— Эй ты, мудрец, невидимая сила, скажи нам, что видел? Видел своего черта, водяного духа, какой он? На тебя похож, а? — бросал в лицо тяжкие оскорбления и, расхрабрившись от спокойствия Кейтена, стал задирать его еще сильнее.
— Отстань от него, продажная ты душа! — закричал я, другие тоже закричали, комната превратилась в сумасшедший дом.
На удивление, Кейтен на этот раз остался совершенно спокоен, как будто ничто вокруг его не интересовало. Он напоминал прохожего, который зашел случайно, ненадолго и торопился, очень торопился в дорогу. Тенью пролетел он по спальне и исчез. Тогда ребята, как глупые овцы, бросились за ним… А он вскочил на трибуну во дворе и ловил капли дождя. Будь я проклят, ловил капли дождя. Прекрасного весеннего дождя. Светлого.
Вот и утро. День. В просвете между двумя большими тучами блестел новым светом тонкий слабый лучик. Никто уже не хотел возвращаться в смрадные ядовитые спальни. Клянусь, просто так вышло.
Этим утром звонить надобности не было, все как один вышли на двор. Звонарь глаза вылупил, они у него прямо выпали, как отстегнутые пуговицы, он вытер лоб, внутри у него все горело, он не верил. Он стал бегать из класса в класс, принюхиваться, как борзая, глядеть на каждого с таким выражением на лице, как будто спрашивал: — Ты где, скотина, в строю или нет? — Ты где!? — и наконец, когда совсем уверился, он обезумел от счастья. Будь я проклят, он выронил из рук колокольчик и сломя голову помчался в управу, чтобы сообщить радостную весть. Можете сами представить себе, как прозвучала новость в управе. Папочка не успел даже застегнуть штаны и ходил из класса в класс, придерживая их руками, с тем же бодрым выражением, которое незадолго до того читалось на лице звонаря. Подстриженные усы папочки сияли, как позолоченные. — Значит, все-таки мы сумели, вот как значит, в конце концов, — подмигивал он сонным воспитателям. А они как будто и не испытывали никакого счастья, наверное, еще не проснулись, им хотелось спать. Им было немного обидно, что их разбудили до времени, клянусь, и если их оставить в покое, они проспали бы еще неизвестно сколько. Единственная, кто и тогда и потом, и всю жизнь не потеряла бдительности и, понятно, как всегда застегнутая на все пуговицы сверху вниз, была заместитель директора товарищ Оливера Срезоска. Очевидно, она не слишком радовалась, ее как будто точил некий червячок.
Тем не менее, на звонаря невозможно было смотреть спокойно. Бедняга! Этот случай совсем разбил его, попал ему прямо в сердце. У него засветились глаза, будь я проклят, в этом существе было что-то человеческое. Кто бы поверил, что в его сердце осталось место и для ветра и для других подобных глупостей. Я верю теперь, будь я проклят, в любом человеческом сердце обязательно есть хоть какая-нибудь теплая капля весеннего дождя, даже если оно застыло, окоченело от холода. Я видел это своими глазами и верю в это как в светлый день, клянусь.

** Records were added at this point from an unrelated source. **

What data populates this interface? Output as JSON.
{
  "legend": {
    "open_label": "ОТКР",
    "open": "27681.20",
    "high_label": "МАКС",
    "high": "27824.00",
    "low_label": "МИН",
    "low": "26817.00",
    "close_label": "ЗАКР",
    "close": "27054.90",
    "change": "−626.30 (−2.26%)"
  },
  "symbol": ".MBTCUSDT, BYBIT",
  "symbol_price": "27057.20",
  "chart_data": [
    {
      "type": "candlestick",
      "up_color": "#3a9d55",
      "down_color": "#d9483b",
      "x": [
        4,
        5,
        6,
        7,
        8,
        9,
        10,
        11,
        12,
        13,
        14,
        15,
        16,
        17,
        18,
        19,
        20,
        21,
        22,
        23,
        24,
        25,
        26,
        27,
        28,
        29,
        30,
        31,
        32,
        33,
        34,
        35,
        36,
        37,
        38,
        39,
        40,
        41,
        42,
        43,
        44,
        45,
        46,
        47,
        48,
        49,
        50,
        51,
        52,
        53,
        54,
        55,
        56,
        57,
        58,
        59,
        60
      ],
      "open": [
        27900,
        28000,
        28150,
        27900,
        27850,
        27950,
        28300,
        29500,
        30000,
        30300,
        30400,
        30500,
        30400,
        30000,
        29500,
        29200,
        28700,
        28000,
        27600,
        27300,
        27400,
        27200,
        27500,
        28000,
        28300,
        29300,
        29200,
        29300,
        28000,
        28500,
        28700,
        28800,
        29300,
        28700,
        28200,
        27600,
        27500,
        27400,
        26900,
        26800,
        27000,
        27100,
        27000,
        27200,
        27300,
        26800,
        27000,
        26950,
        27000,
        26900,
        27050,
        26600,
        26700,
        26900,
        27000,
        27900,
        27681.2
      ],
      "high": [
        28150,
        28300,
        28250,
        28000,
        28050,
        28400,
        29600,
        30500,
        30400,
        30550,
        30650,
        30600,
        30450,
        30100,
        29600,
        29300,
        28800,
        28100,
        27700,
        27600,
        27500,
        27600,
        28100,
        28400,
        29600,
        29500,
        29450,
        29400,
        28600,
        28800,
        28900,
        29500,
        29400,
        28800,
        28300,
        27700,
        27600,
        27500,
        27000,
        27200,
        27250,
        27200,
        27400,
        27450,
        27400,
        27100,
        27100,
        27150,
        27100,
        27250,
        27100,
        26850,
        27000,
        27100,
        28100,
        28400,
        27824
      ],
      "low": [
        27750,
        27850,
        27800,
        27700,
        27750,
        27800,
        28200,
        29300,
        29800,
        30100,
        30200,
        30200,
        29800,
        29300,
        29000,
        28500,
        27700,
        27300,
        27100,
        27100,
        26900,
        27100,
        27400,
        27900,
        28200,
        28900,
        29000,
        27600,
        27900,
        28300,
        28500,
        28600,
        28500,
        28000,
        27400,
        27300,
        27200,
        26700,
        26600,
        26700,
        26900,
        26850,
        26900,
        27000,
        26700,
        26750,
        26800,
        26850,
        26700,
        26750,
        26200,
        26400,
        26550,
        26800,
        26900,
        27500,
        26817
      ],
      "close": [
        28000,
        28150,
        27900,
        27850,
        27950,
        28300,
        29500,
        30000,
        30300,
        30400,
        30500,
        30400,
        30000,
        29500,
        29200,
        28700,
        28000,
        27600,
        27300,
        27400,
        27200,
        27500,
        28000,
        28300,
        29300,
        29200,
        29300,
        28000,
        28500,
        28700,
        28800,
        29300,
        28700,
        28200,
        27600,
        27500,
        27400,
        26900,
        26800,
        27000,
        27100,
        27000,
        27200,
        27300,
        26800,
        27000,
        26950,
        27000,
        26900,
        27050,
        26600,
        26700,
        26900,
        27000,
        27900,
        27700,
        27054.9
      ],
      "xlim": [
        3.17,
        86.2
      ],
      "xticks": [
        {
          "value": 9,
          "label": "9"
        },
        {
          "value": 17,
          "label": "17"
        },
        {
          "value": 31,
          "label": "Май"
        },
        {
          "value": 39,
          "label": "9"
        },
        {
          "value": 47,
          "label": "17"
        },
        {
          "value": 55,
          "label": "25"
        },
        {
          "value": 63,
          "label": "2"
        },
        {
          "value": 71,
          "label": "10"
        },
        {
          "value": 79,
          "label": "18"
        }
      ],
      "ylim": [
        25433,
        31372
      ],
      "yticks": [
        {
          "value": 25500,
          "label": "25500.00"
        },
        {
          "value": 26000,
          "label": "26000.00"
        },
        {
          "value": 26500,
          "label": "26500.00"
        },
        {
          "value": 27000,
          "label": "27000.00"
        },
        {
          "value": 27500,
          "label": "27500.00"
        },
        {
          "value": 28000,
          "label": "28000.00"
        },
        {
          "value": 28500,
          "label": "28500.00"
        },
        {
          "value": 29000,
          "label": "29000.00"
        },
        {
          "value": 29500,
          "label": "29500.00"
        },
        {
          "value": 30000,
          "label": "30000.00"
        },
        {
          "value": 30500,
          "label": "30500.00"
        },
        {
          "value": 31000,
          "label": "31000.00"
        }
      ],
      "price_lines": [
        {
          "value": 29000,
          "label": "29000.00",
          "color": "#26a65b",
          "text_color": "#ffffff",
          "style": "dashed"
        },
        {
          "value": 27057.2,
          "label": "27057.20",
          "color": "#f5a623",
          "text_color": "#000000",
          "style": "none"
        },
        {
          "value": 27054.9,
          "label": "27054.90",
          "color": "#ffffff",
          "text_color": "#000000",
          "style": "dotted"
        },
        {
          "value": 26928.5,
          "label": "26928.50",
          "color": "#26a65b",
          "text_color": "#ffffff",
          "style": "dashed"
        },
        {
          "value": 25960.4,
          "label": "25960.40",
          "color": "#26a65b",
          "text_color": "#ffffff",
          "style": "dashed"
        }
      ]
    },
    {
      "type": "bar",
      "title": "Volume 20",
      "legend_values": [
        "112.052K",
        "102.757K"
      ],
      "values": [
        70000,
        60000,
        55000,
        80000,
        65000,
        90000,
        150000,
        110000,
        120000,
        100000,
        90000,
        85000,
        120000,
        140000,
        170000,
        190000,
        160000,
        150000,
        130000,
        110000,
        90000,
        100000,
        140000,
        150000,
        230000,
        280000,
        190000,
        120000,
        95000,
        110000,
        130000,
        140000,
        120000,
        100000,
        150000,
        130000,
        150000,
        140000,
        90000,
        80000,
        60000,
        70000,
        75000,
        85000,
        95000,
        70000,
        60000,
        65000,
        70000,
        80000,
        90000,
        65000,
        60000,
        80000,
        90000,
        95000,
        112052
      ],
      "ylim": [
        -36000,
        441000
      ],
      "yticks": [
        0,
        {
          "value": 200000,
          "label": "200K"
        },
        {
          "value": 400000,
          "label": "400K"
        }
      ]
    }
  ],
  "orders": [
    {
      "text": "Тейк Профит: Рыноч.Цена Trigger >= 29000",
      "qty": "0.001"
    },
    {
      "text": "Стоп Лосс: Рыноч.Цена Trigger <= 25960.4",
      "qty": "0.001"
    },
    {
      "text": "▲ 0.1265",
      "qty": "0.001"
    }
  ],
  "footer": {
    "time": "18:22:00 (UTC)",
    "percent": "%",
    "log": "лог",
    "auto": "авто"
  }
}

В то утро выглянуло солнце. Может, и оно узнало о нашем празднике, район уже известили, там требовали предоставить сведения, чтобы распространить опыт; папочка потом застегнул штаны (немножко отвернулся и застегнул). Тут же вынесли флаги, украсили трибуну, все сделали в минуту. Откуда-то нашлись цветы, пришли товарищи, референт по спорту и культуре Дервутоски, референт по общим вопросам Вецески, Елимоски, Лажоски, мы провели митинг в честь товарища Анеского, нашего Звонаря. Будь я проклят, митинг. Мама моя, в момент он стал разумен, проснулся. Все мы это видели, у него и глаза стали другими, он глядел на нас с такой добротой, с такой нежностью. Будь я проклят, безумие куда-то подевалось, он смотрел ясными человеческими глазами. Лед в его груди растаял, как тает капля весенней росы от яркого луча, жаркое пламя золотым пауком ползло по его измученному и несчастному лицу. Клянусь, в это время он не слышал речей, аплодисментов и всей той бестолковщины, которая ослепляет человека, жадными глазами он всматривался в нас, в каждого из нас. Бедняга, сейчас в нем невозможно узнать звонаря-тирана, в тот момент каждое детское сердце было с ним, молилось за его бедную жизнь. Он это видел и не мог этого вынести. У несчастного больше не было сил.
— Он умирает, — сказал мне Кейтен, — околевает, как бешеная собака.
— Замолчи, — взмолился я, — он один. Он наш.